Immagine: © ADAGP-Yona Friedman.

Senza alcun dubbio fin dai suoi primi lavori degli anni ’50 il suo pensiero è sempre stato profondamente innovativo, sia rispetto alla tradizione dei maestri della modernità, sia in relazione alla visione post-moderna del modo di concepire la città e lo spazio abitabile, che si avrà negli decenni successivi. I suoi lavori trovano fin da subito voce critica contro l’ortodossia modernista della Carta di Atene e dei seguaci di Le Corbusier, affiancandosi alle operazioni di Hansen con la sua teoria dell’Open Form e alla New Babylon di Constant. Friedman dà risposta al quesito che Aldo Van Eyck e Alison Smithson avevano posto nel 1962: “Possono gli architetti rispondere alla domanda sociale di pluralità? (…) Se la società non ha forma, come possono gli architetti costruirne la controforma?”(1).
E lui fin dai suoi disegni della Ville Spatiale, prova proprio a disegnare una città “controforma”. Difatti la sua Ville Spatiale non è un modello architettonico di una visione urbana, ma è piuttosto un programma (definito nei particolari in Utopie Realizzabili), per una società pluralista, costruita sulla molteplicità, invece che sulla omogeneità.
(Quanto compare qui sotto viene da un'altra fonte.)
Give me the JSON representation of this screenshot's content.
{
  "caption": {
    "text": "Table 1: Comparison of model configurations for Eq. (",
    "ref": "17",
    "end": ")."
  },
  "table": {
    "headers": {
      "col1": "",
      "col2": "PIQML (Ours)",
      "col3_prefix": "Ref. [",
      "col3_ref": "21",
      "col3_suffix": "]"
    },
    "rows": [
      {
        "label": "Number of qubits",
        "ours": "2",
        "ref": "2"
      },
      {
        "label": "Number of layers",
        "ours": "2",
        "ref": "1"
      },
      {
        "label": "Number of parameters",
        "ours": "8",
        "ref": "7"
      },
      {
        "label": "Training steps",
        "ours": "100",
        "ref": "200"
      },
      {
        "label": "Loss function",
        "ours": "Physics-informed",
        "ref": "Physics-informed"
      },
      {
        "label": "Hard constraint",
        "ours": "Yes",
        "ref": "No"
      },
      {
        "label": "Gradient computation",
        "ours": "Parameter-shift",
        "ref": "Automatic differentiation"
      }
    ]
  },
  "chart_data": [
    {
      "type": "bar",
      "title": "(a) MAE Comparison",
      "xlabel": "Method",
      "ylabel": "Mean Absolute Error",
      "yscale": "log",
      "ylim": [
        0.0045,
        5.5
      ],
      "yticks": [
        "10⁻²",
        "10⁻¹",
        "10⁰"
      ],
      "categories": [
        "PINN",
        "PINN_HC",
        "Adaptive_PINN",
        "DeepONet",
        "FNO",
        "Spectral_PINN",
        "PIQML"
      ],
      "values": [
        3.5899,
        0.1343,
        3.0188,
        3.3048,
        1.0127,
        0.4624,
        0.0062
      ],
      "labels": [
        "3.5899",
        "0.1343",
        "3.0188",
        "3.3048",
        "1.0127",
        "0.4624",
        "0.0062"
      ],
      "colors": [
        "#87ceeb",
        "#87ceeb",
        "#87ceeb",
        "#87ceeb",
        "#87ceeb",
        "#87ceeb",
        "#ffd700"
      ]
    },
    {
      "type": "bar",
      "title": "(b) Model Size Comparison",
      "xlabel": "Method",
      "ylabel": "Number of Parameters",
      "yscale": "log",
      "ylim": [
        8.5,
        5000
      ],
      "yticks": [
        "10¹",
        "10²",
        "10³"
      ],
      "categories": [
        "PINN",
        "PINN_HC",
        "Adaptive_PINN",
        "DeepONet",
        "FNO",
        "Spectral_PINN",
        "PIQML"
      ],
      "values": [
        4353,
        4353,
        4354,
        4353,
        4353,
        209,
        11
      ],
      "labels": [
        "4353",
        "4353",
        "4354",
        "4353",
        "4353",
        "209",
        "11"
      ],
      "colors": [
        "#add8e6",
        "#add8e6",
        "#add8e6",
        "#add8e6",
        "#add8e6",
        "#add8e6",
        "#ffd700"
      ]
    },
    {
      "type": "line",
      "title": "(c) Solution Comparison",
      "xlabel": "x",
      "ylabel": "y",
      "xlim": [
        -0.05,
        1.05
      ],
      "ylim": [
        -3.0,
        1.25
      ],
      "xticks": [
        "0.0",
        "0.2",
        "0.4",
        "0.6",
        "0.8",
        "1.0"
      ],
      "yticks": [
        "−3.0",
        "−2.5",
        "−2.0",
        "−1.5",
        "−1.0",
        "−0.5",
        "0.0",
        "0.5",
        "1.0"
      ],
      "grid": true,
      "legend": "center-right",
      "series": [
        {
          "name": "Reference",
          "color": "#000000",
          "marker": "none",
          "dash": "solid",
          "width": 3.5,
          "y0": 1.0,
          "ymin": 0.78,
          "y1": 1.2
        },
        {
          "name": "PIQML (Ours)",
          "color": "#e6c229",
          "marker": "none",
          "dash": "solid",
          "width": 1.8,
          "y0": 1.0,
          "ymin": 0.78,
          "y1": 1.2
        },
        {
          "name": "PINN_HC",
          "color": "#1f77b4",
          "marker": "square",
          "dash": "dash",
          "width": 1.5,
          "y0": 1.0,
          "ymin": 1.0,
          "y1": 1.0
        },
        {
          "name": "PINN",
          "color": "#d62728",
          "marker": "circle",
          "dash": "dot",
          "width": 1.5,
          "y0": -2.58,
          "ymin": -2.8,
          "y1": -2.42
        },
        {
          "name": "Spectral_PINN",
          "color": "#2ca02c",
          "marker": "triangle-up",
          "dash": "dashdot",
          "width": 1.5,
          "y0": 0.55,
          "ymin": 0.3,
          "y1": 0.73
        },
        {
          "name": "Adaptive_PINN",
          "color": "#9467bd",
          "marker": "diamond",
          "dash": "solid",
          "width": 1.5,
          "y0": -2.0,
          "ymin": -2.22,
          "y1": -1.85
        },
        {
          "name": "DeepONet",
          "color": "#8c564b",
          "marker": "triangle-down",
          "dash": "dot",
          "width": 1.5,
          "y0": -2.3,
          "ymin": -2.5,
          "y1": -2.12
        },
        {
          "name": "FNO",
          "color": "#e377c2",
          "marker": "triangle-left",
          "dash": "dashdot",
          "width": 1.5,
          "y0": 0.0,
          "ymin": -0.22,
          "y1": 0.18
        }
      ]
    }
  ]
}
Un’ampia cornice infrastrutturale estendibile all’infinito, che propone un ordine dinamico per il collettivo.

Immagine: © ADAGP-Yona Friedman.

Come ci racconta lui stesso, la Ville Spatiale “è il risultato di una urbanistica indeterminata; in altre parole essa non ha da seguire un piano, ad eccezione di quello dell’infrastruttura (di cui consente ogni trasformazione possibile). I volumi che creano gli spazi della città spaziale non sono disposti in anticipo: si trasformano incessantemente col tempo”(2).
Una città che cresce e si sviluppa non su tre, ma su quattro dimensioni con una griglia spaziale che si estende in altezza, in orizzontale e in profondità dove al suo interno vivono i suoi creatori: l’umanità stessa. I cittadini, gli “urban user”, sempre pronti a trasformare, a distruggere e a ricostruire continuamente il loro mondo, rispettando il proprio passato. E la quarta dimensione? La quarta dimensione è il tempo.
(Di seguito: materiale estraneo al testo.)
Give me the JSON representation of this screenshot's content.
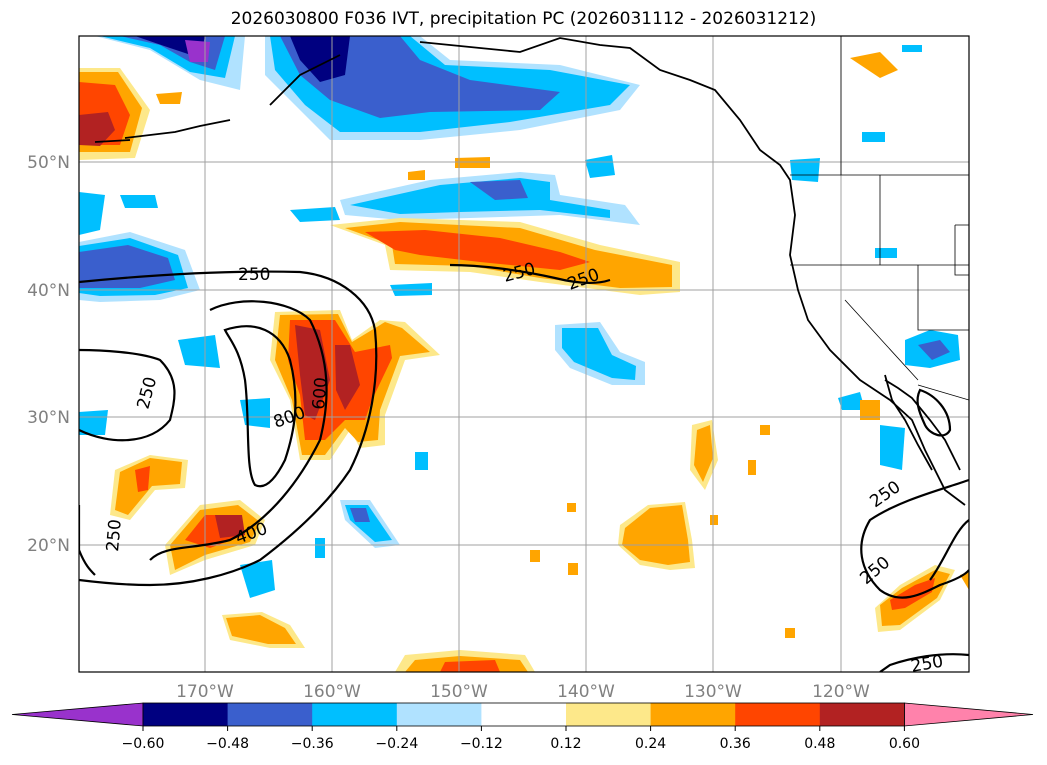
{
  "title": "2026030800 F036 IVT, precipitation PC (2026031112 - 2026031212)",
  "map": {
    "lon_labels": [
      "170°W",
      "160°W",
      "150°W",
      "140°W",
      "130°W",
      "120°W"
    ],
    "lat_labels": [
      "50°N",
      "40°N",
      "30°N",
      "20°N"
    ],
    "contour_labels": [
      "250",
      "250",
      "250",
      "250",
      "250",
      "250",
      "250",
      "600",
      "800",
      "400"
    ]
  },
  "colorbar": {
    "ticks": [
      "−0.60",
      "−0.48",
      "−0.36",
      "−0.24",
      "−0.12",
      "0.12",
      "0.24",
      "0.36",
      "0.48",
      "0.60"
    ],
    "colors": [
      "#9932cc",
      "#000080",
      "#3a5fcd",
      "#00bfff",
      "#b0e2ff",
      "#ffffff",
      "#fde88a",
      "#ffa500",
      "#ff4500",
      "#b22222",
      "#ff82ab"
    ]
  },
  "colors": {
    "neg_strong": "#000080",
    "neg_mid": "#3a5fcd",
    "neg_light": "#00bfff",
    "neg_pale": "#b0e2ff",
    "pos_pale": "#fde88a",
    "pos_light": "#ffa500",
    "pos_mid": "#ff4500",
    "pos_strong": "#b22222",
    "extreme_neg": "#9932cc"
  }
}
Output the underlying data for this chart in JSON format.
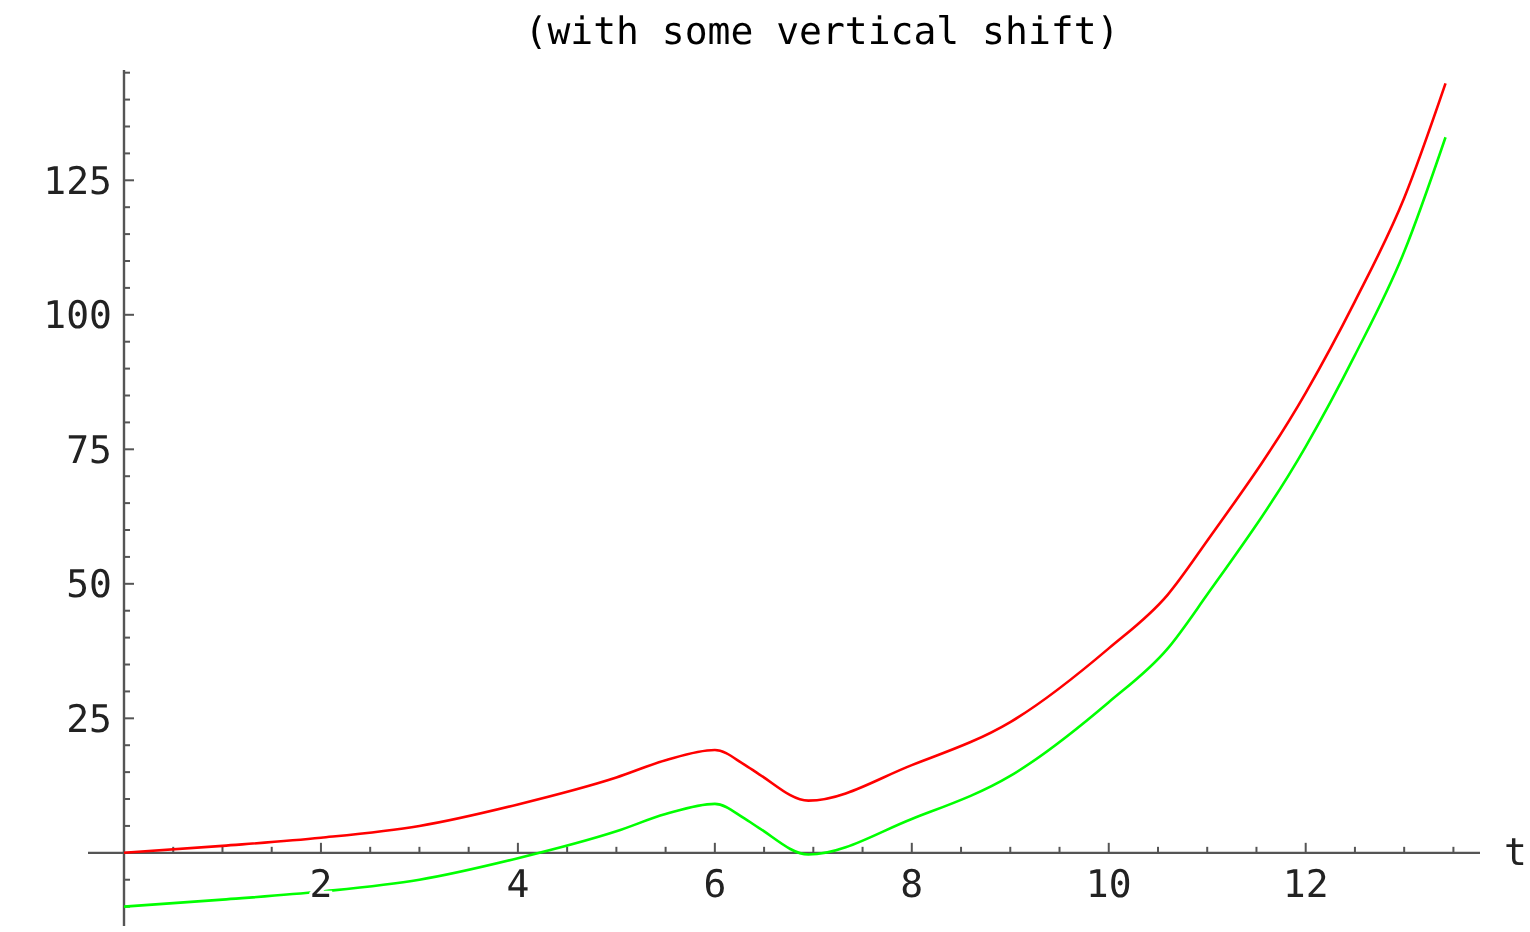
{
  "chart_data": {
    "type": "line",
    "title": "(with some vertical shift)",
    "xlabel": "t",
    "xlim": [
      0,
      13.77
    ],
    "ylim": [
      -13.6,
      145.5
    ],
    "xticks": [
      {
        "value": 0.5,
        "label": null
      },
      {
        "value": 1,
        "label": null
      },
      {
        "value": 1.5,
        "label": null
      },
      2,
      {
        "value": 2.5,
        "label": null
      },
      {
        "value": 3,
        "label": null
      },
      {
        "value": 3.5,
        "label": null
      },
      4,
      {
        "value": 4.5,
        "label": null
      },
      {
        "value": 5,
        "label": null
      },
      {
        "value": 5.5,
        "label": null
      },
      6,
      {
        "value": 6.5,
        "label": null
      },
      {
        "value": 7,
        "label": null
      },
      {
        "value": 7.5,
        "label": null
      },
      8,
      {
        "value": 8.5,
        "label": null
      },
      {
        "value": 9,
        "label": null
      },
      {
        "value": 9.5,
        "label": null
      },
      10,
      {
        "value": 10.5,
        "label": null
      },
      {
        "value": 11,
        "label": null
      },
      {
        "value": 11.5,
        "label": null
      },
      12,
      {
        "value": 12.5,
        "label": null
      },
      {
        "value": 13,
        "label": null
      },
      {
        "value": 13.5,
        "label": null
      }
    ],
    "yticks": [
      {
        "value": -10,
        "label": null
      },
      {
        "value": -5,
        "label": null
      },
      {
        "value": 5,
        "label": null
      },
      {
        "value": 10,
        "label": null
      },
      {
        "value": 15,
        "label": null
      },
      {
        "value": 20,
        "label": null
      },
      25,
      {
        "value": 30,
        "label": null
      },
      {
        "value": 35,
        "label": null
      },
      {
        "value": 40,
        "label": null
      },
      {
        "value": 45,
        "label": null
      },
      50,
      {
        "value": 55,
        "label": null
      },
      {
        "value": 60,
        "label": null
      },
      {
        "value": 65,
        "label": null
      },
      {
        "value": 70,
        "label": null
      },
      75,
      {
        "value": 80,
        "label": null
      },
      {
        "value": 85,
        "label": null
      },
      {
        "value": 90,
        "label": null
      },
      {
        "value": 95,
        "label": null
      },
      100,
      {
        "value": 105,
        "label": null
      },
      {
        "value": 110,
        "label": null
      },
      {
        "value": 115,
        "label": null
      },
      {
        "value": 120,
        "label": null
      },
      125,
      {
        "value": 130,
        "label": null
      },
      {
        "value": 135,
        "label": null
      },
      {
        "value": 140,
        "label": null
      },
      {
        "value": 145,
        "label": null
      }
    ],
    "marker": "none",
    "line_style": "solid",
    "x": [
      0,
      1,
      2,
      3,
      4,
      5,
      5.5,
      6,
      6.3,
      6.45,
      6.95,
      8,
      9,
      10,
      10.6,
      11,
      12,
      12.5,
      13,
      13.42
    ],
    "series": [
      {
        "color": "#ff0000",
        "values": [
          0,
          1.3,
          2.8,
          5,
          9,
          14,
          17.2,
          19.1,
          16.4,
          14.6,
          9.7,
          16.3,
          24.3,
          38,
          48,
          58,
          85.5,
          102.5,
          121.7,
          143
        ]
      },
      {
        "color": "#00ff00",
        "values": [
          -10,
          -8.7,
          -7.2,
          -5,
          -1,
          4,
          7.2,
          9.1,
          6.4,
          4.6,
          -0.3,
          6.3,
          14.3,
          28,
          38,
          48,
          75.5,
          92.5,
          111.7,
          133
        ]
      }
    ]
  }
}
Immagine: © ADAGP-Yona Friedman.

Uno degli aspetti sottovalutati di questi disegni è che non mostrano un’immagine statica ma solo un momento, un’esperienza temporale indefinita, il frame di una città in continua trasformazione e mutazione, non di certo un progetto urbano finito. Il valore temporale è difatti uno dei fattori più interessanti e poco indagato del lavoro di Friedman.
La sua Ville Spatiale è una città che si forma come una sorta di nuovo firmamento, un cielo che ogni cittadino abita e disegna secondo le proprie esigenze. Il suo è un invito poetico a colonizzare il cielo, e come il cielo la sua città cambia e si trasforma continuamente, introducendoci verso una architettura non necessaria che si dissolve nell’aria, ed in essa e con essa si confonde.
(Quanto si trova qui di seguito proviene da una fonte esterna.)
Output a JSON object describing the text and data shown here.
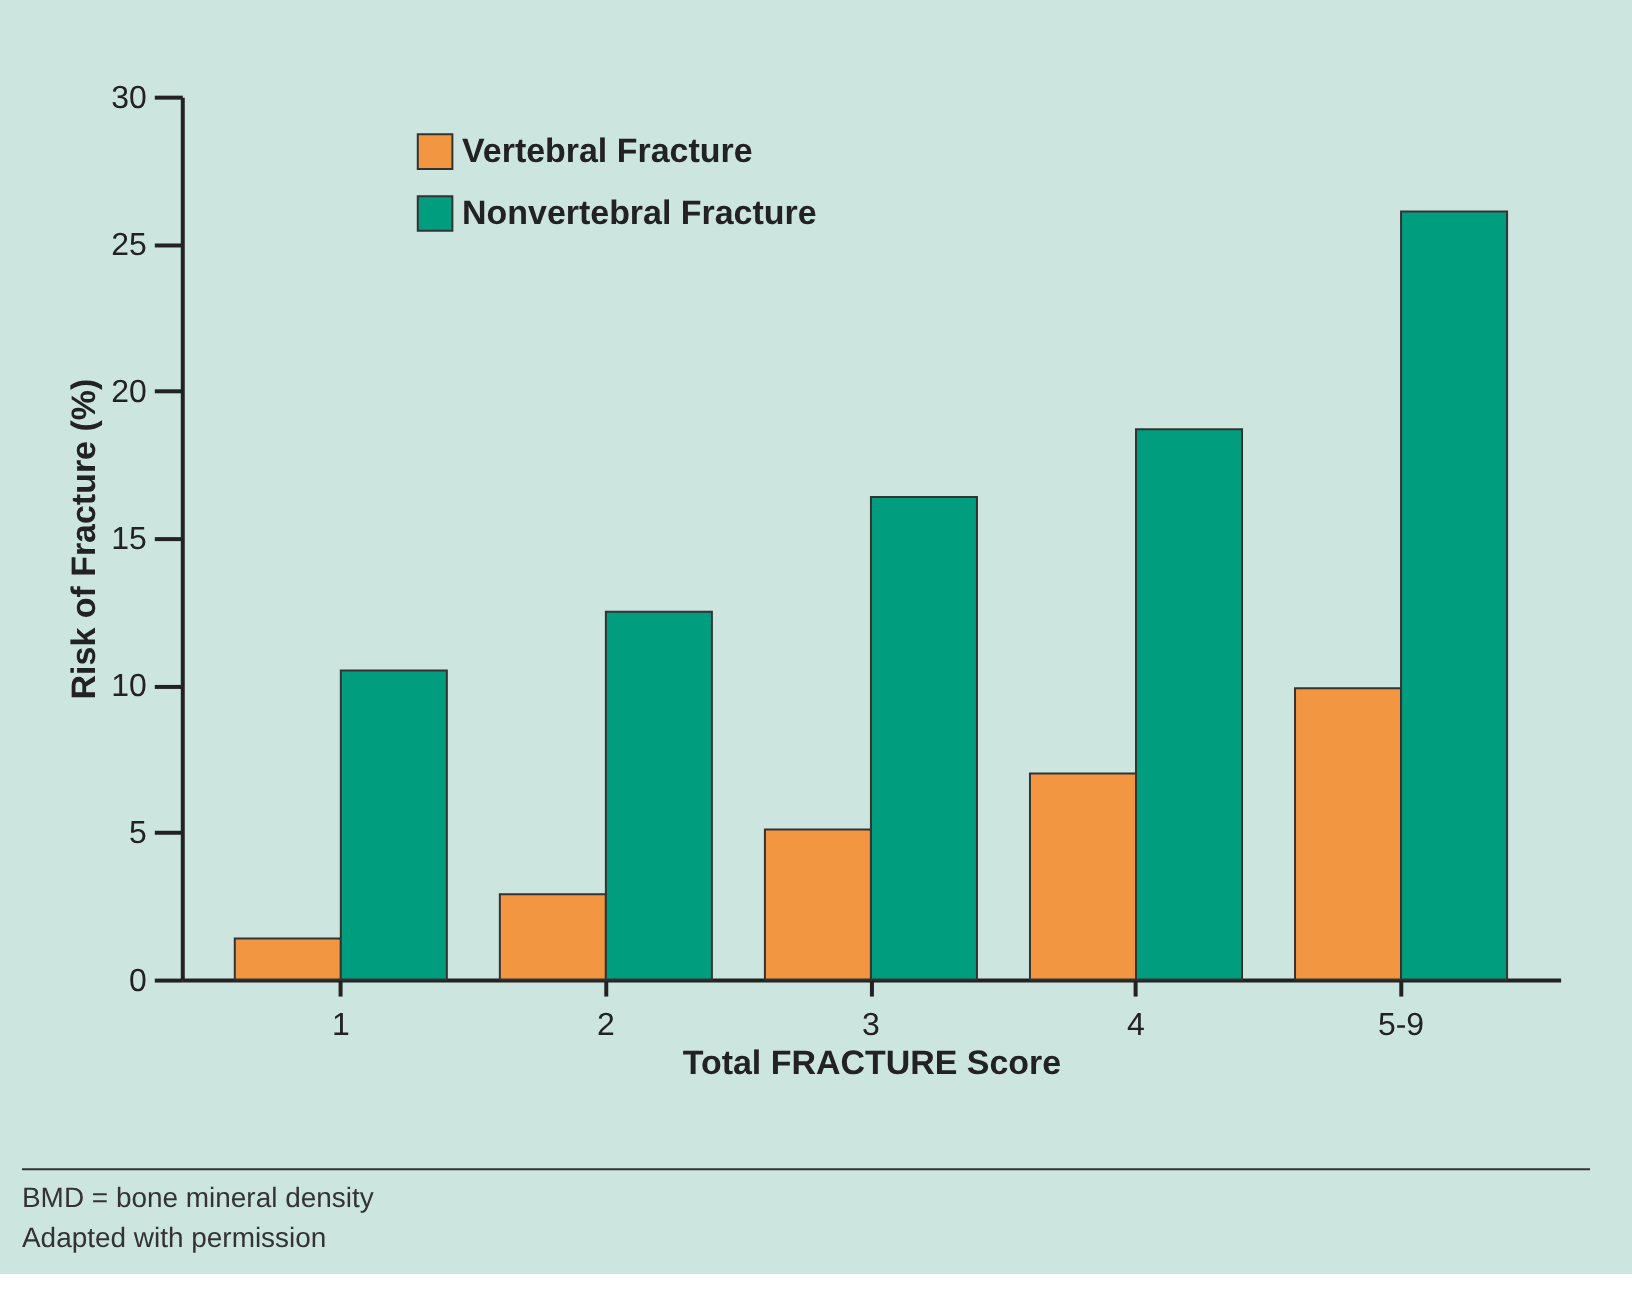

Immagine: © ADAGP-Yona Friedman.

La città e l’architettura, per lui, non sono più pensate come oggetti immutabili del tempo, ma come processi temporanei che si adattano continuamente alla realtà immanente, dispositivi mobili per una società mobile.
Quello che introduce Friedman è una nuova forma di relazione tra materico e immaterico, legata alla politica dello sharing e della condivisione democratica dello spazio. Senza dubbi il suo è un pensiero e un atteggiamento verso la realtà e l’architettura prettamente gassoso, che dà vita per l’appunto ad un universo spaziale dinamico, capace di modificare lo spazio in ogni situazione possibile, che ritroviamo anche all’interno della teoria dell’Architettura Gassosa(3).
L’eredità che Friedman ci lascia è enorme, dandoci la possibilità di indagare il futuro sotto prospettive sempre nuove e innovative. Il maestro ci ha lasciato, ma rimarrà per sempre una guida per tutti noi architetti e artisti contemporanei, per costruire insieme a lui e grazie a lui, un mondo migliore.

Note
1. Aldo Van Eyck, in Alison Smithson, a cura di, Team 10 Primer 1953-62, in “Architectural Design”, dicembre 1962, p. 564.
2.
Yona Friedman, L’architettura mobile, Verso una città concepita dai suoi abitanti, ed. Paoline, 1972, pp. 138-39.
3. E
mmanuele Lo Giudice, Architettura gassosa, per un nuovo realismo critico, ed. 2018.